Sanırsınız ki Türkiye bir kedi yavrusu ve onu Rusya’ya kaptırmak veya kaptırmamak gibi bir meselesi var “Hür Dünya”nın.
“Hür Dünya” sözünü genç okuyucuların anımsaması zordur. Bu terimin anlamı, ABD ve İngiltere’nin, peşlerine taktıkları, İkinci Dünya Savaşı sonrası Avrupa’sında, attıkları sadakalara (ki resmi adı “Marshall Yardımı” idi) karşılık sadakatlerini satın aldıkları Fransa ve Almanya’nın karşısında bulunan Sovyetler Birliği ve Varşova Paktı’ndaki zoraki müttefiklerinin özgür olmadıkları idi. Bu dünya, şimdi el birliği etmiş biçimde, Türkiye’yi bir tarihte elinden kurtardıkları (!) Sovyetler’in yerini alan Rusya’ya kaptırmamak için ne yapacaklarını şaşırmış durumdalar.

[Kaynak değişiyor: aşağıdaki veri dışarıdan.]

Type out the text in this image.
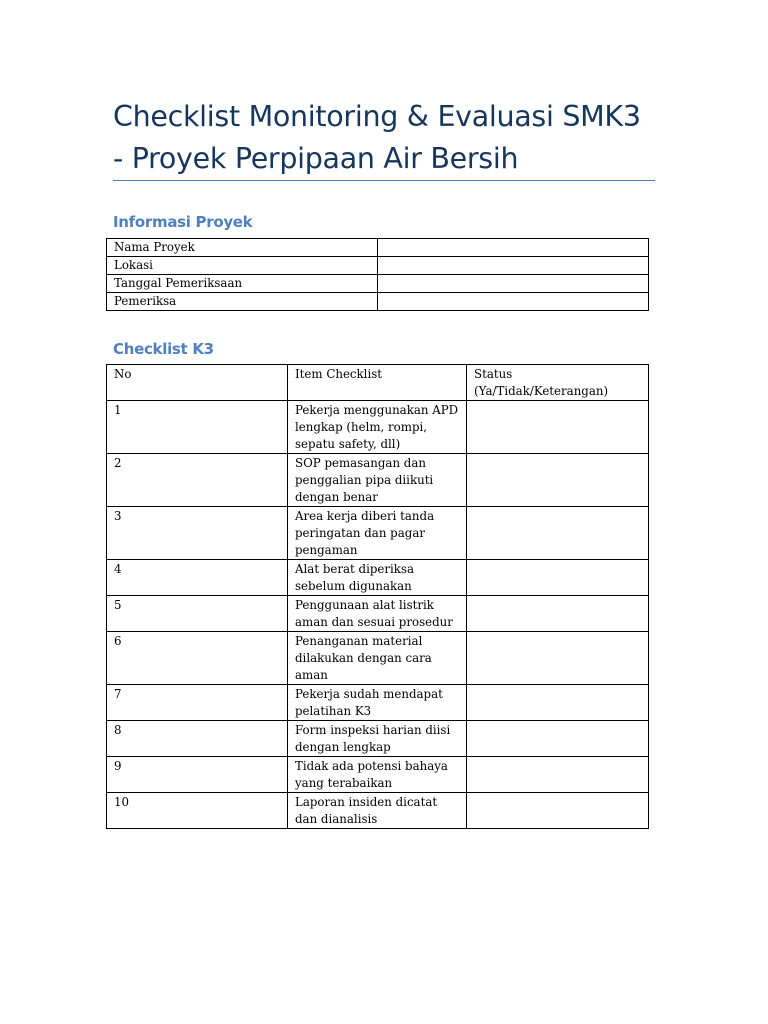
Checklist Monitoring & Evaluasi SMK3 - Proyek Perpipaan Air Bersih
Informasi Proyek
Nama Proyek	
Lokasi	
Tanggal Pemeriksaan	
Pemeriksa	
Checklist K3
No	Item Checklist	Status (Ya/Tidak/Keterangan)
1	Pekerja menggunakan APD lengkap (helm, rompi, sepatu safety, dll)	
2	SOP pemasangan dan penggalian pipa diikuti dengan benar	
3	Area kerja diberi tanda peringatan dan pagar pengaman	
4	Alat berat diperiksa sebelum digunakan	
5	Penggunaan alat listrik aman dan sesuai prosedur	
6	Penanganan material dilakukan dengan cara aman	
7	Pekerja sudah mendapat pelatihan K3	
8	Form inspeksi harian diisi dengan lengkap	
9	Tidak ada potensi bahaya yang terabaikan	
10	Laporan insiden dicatat dan dianalisis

Cumhurbaşkanı Erdoğan’ın dün Başkan Trump ile ikili görüşmesine rengini kattığını tahmin etmek kolay olan ikinci mektup, Trump’ın şizofrenik dış siyasetinin Türkiye’yi Rusya’ya kaptırmamak için izlediği bir sopa, bir peynir boyutudur. Önce ikinci mektubun geldiğini basına sızdıracaksın, sonra Ulusal Güvenlik Danışmanı Robert O’Brien’ın ağzından “ABD’nin Türkiye’yi NATO ittifakı içinde tutmak için elinden gelenin en iyisini yaptığını” söyleteceksin. Mesaj belli: “Gelin Rusya’dan aldığınız S-400’leri ambalajından bile çıkartmayın.”
Burada unutmayın ki S-400, F-35 filan gibi anahtar kelimeler sadece imgedir ve iletişim biliminde imgeler kendilerinden başka bir şeyi simgelerler. Yani “Ey Türkiye, gel eski uslu çocuk ol. IMF’den borç al; bizim petrol oyunlarımızı bozma. Suriye’deki yeni yapılanmaya ses çıkartma.”
İşler, ikili ilişkiler ne zaman bu hale geldi? ABD’nin Türkiye’ye, bakanlardan millet- vekillerine, turistlerden iş insanlarına kadar, vize zorunluğu getirdiği tarih 1994’tür ve o tarihte, hafta başında yitirdiğimiz Prof. Dr. Mümtaz Soysal dışişleri bakanıdır. Ve bu, ABD’nin suratına çarptığımız ilk “mütekabiliyet” ‘(karşılıklılık) tokadının da tarihidir. ABD, bundan önce de birçok kere (1964 Johnson Mektubu, 1974 Haşhaş Krizi, 1975 Silah Ambargosu) Türkiye’ye tek taraflı, dostlukla, ittifakla bağdaşmayacak girişimlerde bulunmuş, ama 1994’te Prof. Sosyal’ın vizeye-karşı-vize uygulamasına kadar, ne yazık ki “uslu müttefik” rolünden öteye gidilmemişti.
Vize olayından sonra “Yeni Türkiye” programı yürürlüğe konulup da Türkiye, “tam bağımsız ortak” kisvesini edininceye kadar geçen dönemde, “uysal ortak” rolünü yeniden takındığımız olaylar oldu. Ancak, mecazı lütfen hoş görün, maymunun gözü açıldı.
Bu göz, ta 1994’te, rahmetli Soysal, ABD’nin suratına vize şamarını indirdiğinde açılmalıydı. Belki ulusal teknoloji parkımız, silah sanayiimiz, üretim programımız, dış ticareti ticaret yaptığımız ülkenin parasıyla yapma uygulamamız çok daha erken başlar, daha çok yol almış olurduk. Tarihe bakıp hayıflanmanın anlamı yoktur.
Erdoğan’ın Trump görüşmesinin ayrıntıları önümüzdeki günlerde daha belirgin hale gelecektir. Ama şurası kesindir ki bu yeni dönemin temel harcında Mümtaz Hoca’nın da harcı bulunacak ve hayırla yâd edilecektir.